Sebagai sebuah sekuel Star Wars, The Last Jedi berhasil mengembangkan pondasi cerita dan karakter yang segar dan kuat. Untuk ke depan, nampaknya takkan jadi masalah jika saga berumur 40 tahun ini ingin melepas para karakter klasik (dan sejarahnya) seperti Leia, Han Solo, maupun Luke Skywalker. Pada saat yang sama, secara elegan sutradara tetap mempertahankan ciri khas film Star Wars, mulai dari tensi cerita yang langsung tinggi, pertarungan lightsaber, perang antariksa yang panjang namun tak membosankan, dan figur pahlawan yang jamak.

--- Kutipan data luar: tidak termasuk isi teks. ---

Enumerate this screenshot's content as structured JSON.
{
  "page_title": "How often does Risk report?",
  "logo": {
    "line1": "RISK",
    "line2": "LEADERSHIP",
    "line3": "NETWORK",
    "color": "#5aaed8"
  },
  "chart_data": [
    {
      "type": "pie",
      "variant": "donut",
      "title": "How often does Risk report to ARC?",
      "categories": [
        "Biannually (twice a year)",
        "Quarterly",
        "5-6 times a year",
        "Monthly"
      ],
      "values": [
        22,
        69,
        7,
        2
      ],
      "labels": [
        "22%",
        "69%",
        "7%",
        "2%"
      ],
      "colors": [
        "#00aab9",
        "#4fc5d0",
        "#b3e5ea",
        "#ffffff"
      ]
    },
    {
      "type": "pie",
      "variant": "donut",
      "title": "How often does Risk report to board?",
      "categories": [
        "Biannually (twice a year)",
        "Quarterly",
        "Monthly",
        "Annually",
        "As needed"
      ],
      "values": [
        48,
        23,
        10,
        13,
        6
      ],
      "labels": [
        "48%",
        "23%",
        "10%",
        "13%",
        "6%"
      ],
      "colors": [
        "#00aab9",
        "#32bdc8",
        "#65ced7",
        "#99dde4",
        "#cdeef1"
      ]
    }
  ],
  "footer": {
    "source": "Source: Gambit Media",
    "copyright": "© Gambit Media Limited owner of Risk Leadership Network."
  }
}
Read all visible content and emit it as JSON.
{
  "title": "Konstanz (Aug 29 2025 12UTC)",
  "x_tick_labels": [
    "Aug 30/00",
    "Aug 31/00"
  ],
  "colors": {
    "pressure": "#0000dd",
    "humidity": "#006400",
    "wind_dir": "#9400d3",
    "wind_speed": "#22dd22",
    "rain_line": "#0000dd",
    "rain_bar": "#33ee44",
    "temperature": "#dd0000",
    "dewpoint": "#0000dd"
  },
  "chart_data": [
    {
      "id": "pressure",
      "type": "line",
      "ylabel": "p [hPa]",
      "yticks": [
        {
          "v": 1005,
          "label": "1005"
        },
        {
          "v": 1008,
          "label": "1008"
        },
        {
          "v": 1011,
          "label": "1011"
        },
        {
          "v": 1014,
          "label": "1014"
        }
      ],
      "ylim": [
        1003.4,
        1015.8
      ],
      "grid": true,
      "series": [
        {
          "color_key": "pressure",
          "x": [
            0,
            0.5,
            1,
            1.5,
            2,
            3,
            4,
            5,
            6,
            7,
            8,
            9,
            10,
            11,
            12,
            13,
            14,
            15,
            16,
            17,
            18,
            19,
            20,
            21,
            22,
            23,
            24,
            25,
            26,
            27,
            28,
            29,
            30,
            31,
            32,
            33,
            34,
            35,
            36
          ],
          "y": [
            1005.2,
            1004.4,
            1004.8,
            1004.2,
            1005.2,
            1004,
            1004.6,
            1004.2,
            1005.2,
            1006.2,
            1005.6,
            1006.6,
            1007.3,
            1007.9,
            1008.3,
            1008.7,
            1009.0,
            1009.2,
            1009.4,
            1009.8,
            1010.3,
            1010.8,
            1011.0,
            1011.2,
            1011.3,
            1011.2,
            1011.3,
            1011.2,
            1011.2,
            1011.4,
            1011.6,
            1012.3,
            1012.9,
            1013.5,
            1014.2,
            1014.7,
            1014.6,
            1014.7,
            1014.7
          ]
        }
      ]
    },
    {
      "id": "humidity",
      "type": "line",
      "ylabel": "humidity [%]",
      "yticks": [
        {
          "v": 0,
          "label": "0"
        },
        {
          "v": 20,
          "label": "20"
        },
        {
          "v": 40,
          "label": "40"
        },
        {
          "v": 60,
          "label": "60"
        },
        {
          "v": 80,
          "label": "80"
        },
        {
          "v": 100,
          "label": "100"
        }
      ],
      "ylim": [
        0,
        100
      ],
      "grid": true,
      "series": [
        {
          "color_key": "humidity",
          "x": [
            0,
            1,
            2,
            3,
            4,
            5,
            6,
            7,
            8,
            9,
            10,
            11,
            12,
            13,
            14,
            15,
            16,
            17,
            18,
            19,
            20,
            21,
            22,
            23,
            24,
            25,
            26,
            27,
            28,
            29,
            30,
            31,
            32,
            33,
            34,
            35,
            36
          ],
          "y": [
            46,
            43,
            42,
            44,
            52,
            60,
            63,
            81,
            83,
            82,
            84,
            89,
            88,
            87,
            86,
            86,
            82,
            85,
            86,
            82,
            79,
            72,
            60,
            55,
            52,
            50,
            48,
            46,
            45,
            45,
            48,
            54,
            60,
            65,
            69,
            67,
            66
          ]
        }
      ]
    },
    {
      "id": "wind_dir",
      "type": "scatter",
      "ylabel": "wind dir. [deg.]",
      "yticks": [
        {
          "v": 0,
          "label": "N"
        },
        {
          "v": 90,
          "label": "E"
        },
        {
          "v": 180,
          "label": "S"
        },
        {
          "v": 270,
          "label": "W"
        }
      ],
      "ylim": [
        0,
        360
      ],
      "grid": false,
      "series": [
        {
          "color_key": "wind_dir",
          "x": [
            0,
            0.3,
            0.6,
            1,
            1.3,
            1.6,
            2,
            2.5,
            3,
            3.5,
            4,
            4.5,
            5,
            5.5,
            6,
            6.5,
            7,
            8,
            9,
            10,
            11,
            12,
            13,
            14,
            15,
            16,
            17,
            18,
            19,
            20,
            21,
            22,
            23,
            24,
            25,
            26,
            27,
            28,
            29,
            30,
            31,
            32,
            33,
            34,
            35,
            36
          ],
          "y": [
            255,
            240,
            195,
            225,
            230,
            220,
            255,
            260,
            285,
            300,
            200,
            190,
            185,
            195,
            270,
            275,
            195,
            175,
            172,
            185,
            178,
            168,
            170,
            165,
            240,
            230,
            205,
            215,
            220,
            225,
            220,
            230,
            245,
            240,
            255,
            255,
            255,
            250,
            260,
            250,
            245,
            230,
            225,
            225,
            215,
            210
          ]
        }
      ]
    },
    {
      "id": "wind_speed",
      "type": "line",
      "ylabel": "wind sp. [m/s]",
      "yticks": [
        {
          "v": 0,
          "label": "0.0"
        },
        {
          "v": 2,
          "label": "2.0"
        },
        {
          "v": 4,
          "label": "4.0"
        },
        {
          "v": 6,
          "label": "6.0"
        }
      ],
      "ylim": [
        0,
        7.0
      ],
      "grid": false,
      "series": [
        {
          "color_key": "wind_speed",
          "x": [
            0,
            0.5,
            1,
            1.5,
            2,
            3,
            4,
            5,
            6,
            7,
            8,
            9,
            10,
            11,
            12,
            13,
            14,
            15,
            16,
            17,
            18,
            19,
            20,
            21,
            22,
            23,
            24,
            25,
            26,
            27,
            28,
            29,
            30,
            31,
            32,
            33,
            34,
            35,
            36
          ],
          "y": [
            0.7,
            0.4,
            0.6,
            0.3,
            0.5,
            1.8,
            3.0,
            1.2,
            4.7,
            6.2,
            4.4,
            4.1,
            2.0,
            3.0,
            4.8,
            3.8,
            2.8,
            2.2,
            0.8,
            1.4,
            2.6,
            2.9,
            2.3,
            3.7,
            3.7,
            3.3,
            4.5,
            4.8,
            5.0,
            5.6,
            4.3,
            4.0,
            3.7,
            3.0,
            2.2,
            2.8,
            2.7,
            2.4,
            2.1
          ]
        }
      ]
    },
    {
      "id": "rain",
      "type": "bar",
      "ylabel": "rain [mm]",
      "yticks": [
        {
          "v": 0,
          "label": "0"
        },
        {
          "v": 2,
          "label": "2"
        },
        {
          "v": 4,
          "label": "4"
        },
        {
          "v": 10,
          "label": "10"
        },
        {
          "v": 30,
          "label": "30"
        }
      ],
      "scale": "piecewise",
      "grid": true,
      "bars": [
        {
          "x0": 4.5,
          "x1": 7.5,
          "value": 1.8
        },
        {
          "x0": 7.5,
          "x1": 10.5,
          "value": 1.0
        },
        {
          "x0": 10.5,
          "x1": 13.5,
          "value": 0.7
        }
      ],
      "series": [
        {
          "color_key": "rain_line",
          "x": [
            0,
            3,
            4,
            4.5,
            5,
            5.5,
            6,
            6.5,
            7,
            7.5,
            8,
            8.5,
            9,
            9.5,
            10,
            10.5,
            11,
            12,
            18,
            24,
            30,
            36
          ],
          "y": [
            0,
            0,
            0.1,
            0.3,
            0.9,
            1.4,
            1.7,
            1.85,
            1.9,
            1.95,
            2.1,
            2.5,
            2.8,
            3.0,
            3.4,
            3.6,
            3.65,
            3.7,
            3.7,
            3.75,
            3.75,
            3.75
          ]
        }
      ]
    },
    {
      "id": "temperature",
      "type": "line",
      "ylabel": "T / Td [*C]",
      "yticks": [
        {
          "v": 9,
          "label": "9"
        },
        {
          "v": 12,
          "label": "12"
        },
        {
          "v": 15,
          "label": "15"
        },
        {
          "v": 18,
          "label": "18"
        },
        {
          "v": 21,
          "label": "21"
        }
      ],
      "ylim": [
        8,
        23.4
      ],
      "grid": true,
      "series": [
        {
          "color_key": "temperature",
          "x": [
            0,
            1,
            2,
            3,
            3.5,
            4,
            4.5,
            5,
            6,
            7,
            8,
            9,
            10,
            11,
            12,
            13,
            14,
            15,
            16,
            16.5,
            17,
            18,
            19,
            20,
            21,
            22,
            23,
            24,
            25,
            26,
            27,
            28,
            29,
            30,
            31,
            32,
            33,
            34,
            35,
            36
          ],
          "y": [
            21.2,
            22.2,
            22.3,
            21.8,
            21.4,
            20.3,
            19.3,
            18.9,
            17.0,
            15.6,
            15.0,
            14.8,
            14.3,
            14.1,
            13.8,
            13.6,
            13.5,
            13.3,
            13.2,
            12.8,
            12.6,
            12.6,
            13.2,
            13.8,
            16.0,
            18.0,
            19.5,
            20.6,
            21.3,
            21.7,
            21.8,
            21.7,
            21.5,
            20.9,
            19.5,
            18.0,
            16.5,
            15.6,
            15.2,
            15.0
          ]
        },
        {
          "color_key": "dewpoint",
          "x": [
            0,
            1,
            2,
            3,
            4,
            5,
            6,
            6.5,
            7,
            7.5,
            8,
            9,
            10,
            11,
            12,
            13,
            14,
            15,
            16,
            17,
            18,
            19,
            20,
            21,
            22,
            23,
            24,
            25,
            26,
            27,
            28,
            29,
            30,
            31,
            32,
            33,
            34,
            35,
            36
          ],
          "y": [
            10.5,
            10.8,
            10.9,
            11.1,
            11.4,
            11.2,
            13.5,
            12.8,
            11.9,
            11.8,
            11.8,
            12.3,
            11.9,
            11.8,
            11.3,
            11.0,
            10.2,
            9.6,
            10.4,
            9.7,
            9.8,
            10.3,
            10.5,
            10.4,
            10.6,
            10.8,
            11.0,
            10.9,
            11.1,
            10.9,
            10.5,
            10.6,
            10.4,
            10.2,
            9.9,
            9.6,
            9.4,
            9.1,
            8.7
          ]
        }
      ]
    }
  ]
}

Pergerakan kamera yang kontinu dan dinamis berhasil menangkap teater pertarungan lightsaber di antara pihak-pihak yang mengendalikan energi Force. Elemen teknis ini berhasil membalut adegan aksi penuh nostalgia dengan bumbu ketegangan yang tak berujung.
Namun, pencapaian terbesar Force Awakens terletak pada karakterisasi. Kylo Ren, Rey, dan Luke, semuanya diberi waktu yang cukup untuk mengeksplorasi dilema identitas masing-masing; sisi yang gelap maupun terang. The Last Jedi meracik dilema ideologis dengan motivasi personal untuk menciptakan detail karakter yang unik dan kompleks.
Akibatnya, para karakter kunci harus mengambil keputusan yang tidak hanya akan menentukan nasib orang lain, namun juga pada pilihan identitas mereka—pahlawan, penjahat, monster—yang memiliki hubungan erat dengan masa lalu.
Kylo Ren, misalnya, tidak lagi sekadar menjadi karakter antagonis yang semata-mata menjiplak ambisi Darth Vader. Masa lalunya yang unik menjadikan Kylo Ren memiliki alasan sendiri untuk menyelimuti diri dengan kemarahan dan kebencian, dan akhirnya menjadi pejuang di kubu dark side.
Sementara itu, Rey tidak digambarkan sebagai karakter pahlawan yang sempurna. Rian Johnson seakan ingin menunjukkan bahwa terkadang overdosis idealisme dapat berujung pada kenaifan yang patut ditertawakan. The Last Jedi juga berani bereksperimen dengan karakter Luke Skywalker sebagai seorang Jedi legendaris.
Tokoh yang sebenarnya sudah memiliki cerita yang kaya di saga Star Wars tetap berhasil dipermak sedemikian rupa, yang menjadikannya tidak hanya sekadar berfungsi sebagai sumber nostalgia. Untuk itu, jangan kaget jika nanti Anda bingung menentukan Luke di Star Wars episode mana yang menjadi favorit Anda.
Namun, fokus yang signifikan terhadap pembangunan karakter Kylo, Luke, dan Rey, juga menjadi salah satu alasan yang membuat The Last Jedi tak sempurna. Karakter seperti Finn (John Boyega), mantan pasukan militer First Order yang berhasil kabur, baru pada babak ketiga film diberi kesempatan untuk menjawab pertanyaan yang sebenarnya telah ada semenjak The Force Awakens.
Begitu juga karakter Poe Dameron (Oscar Isaac), pilot pesawat tempur pasukan pemberontak yang selama jalannya film membuat frustasi, karena terus mengulang kesalahan yang sama hanya untuk tiba-tiba berubah sebagai sosok yang bijak pada akhir film.
Walaupun begitu, Sutradara Rian Johnson tetap patut diberi kredit karena berhasil menciptakan sebuah kisah Star Wars yang penuh laga, namun tak meninggalkan pentingnya bangunan cerita melalui karakterisasi yang kuat dan mendetail pada karakter kunci. Melalui dilema karakter yang kompleks, The Last Jedi membuat Anda secara aktif berimajinasi mengenai kriteria yang membuat seseorang menjadi pahlawan atau penjahat. Kekaburan batas antara baik dan buruk membuat The Last Jedi semakin lengkap.
Alasan ini juga yang membuat Adam Driver menikmati dan mengerti sosok Kylo Ren dari sisi berbeda. “Aku sangat menikmati memainkan peran ini, karena aku sendiri tidak mengetahui apa yang menjadikan seseorang benar-benar jahat,” kata Adam kepada ABC News. “Aku tidak merasa Kylo merasa dirinya jahat, ia justru merasa dirinya benar.”